Opinion: DeVos' new guidelines on handling campus sexual assault raise risk of another MSU
Source: The Detroit Free Press
Michigan State Universitys failure to investigate years of sexual abuse allegations against physician Larry Nassar may become even more the norm in light of changes to the process of addressing sexual violence in education announced in September by Education Secretary Betsy DeVos.
The new guidelines provide schools the option of adopting a higher standard of proof in Title IX cases, allow schools to create appeals processes only for those accused of perpetrating sexual violence and give significant autonomy to educational institutions to create their own response protocols. Given what we have learned about the decades of abuse perpetrated at the hands of an employee at Michigan State, does it really make sense to give schools even more power and discretion to control the internal mechanisms of reporting and investigation of sexual violence?
Several years ago during my time as a faculty member at Michigan State University College of Law, I served as a co-principal investigator on a National Science Foundation grant that investigated the reporting of sexual violence in the context of prisons, using the groundbreaking Michigan class action lawsuit, Neal v. Michigan Department of Corrections, as a case study. My interdisciplinary work on this project inspired subsequent research into how sexual violence is perpetrated (and subsequently minimized and ignored) within other closed and quasi-closed institutional systems like the military, immigration detention facilities and institutions of higher education.

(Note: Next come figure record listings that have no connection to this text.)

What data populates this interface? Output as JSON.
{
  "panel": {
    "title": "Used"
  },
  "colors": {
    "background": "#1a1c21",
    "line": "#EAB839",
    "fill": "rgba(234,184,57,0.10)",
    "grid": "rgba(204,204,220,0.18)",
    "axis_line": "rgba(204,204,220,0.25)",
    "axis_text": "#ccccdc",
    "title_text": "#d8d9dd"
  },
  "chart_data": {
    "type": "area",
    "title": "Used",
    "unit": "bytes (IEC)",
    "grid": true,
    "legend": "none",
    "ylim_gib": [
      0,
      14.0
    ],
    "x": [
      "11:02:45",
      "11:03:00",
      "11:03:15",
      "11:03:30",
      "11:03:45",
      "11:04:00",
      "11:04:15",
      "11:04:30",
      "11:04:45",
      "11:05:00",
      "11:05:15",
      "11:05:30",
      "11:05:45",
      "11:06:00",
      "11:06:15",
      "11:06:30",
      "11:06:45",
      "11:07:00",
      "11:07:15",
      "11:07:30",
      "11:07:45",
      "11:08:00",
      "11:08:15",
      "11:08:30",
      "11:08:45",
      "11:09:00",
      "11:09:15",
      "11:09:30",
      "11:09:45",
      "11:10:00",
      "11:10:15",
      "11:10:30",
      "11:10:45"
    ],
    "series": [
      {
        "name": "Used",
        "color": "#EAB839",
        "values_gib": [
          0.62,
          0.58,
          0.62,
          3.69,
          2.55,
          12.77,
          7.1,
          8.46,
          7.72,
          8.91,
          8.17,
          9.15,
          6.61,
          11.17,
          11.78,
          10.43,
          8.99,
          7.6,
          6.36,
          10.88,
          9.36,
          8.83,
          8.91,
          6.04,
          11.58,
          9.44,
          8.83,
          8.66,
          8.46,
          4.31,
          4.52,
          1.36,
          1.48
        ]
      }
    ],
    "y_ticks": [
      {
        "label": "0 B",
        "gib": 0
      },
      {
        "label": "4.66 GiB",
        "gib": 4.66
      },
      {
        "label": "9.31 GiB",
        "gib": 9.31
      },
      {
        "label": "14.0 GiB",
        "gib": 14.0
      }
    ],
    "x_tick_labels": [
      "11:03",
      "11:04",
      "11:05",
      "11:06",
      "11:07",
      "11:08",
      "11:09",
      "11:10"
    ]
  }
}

So while Michigan State was benefiting financially and earning positive recognition from this project and other similar grants that address systemic gender inequality, it was likely simultaneously ignoring the abuse of hundreds of its female patients and female student athletes, allowing sexual assault to carry on, unchecked, for decades. It is difficult to comprehend how the university where I researched the complications associated with the reporting and investigation of sexual violence in closed systems was itself illustrating these same complications in its failure to take seriously and fairly investigate and adjudicate the claims of more than 150 women and girls.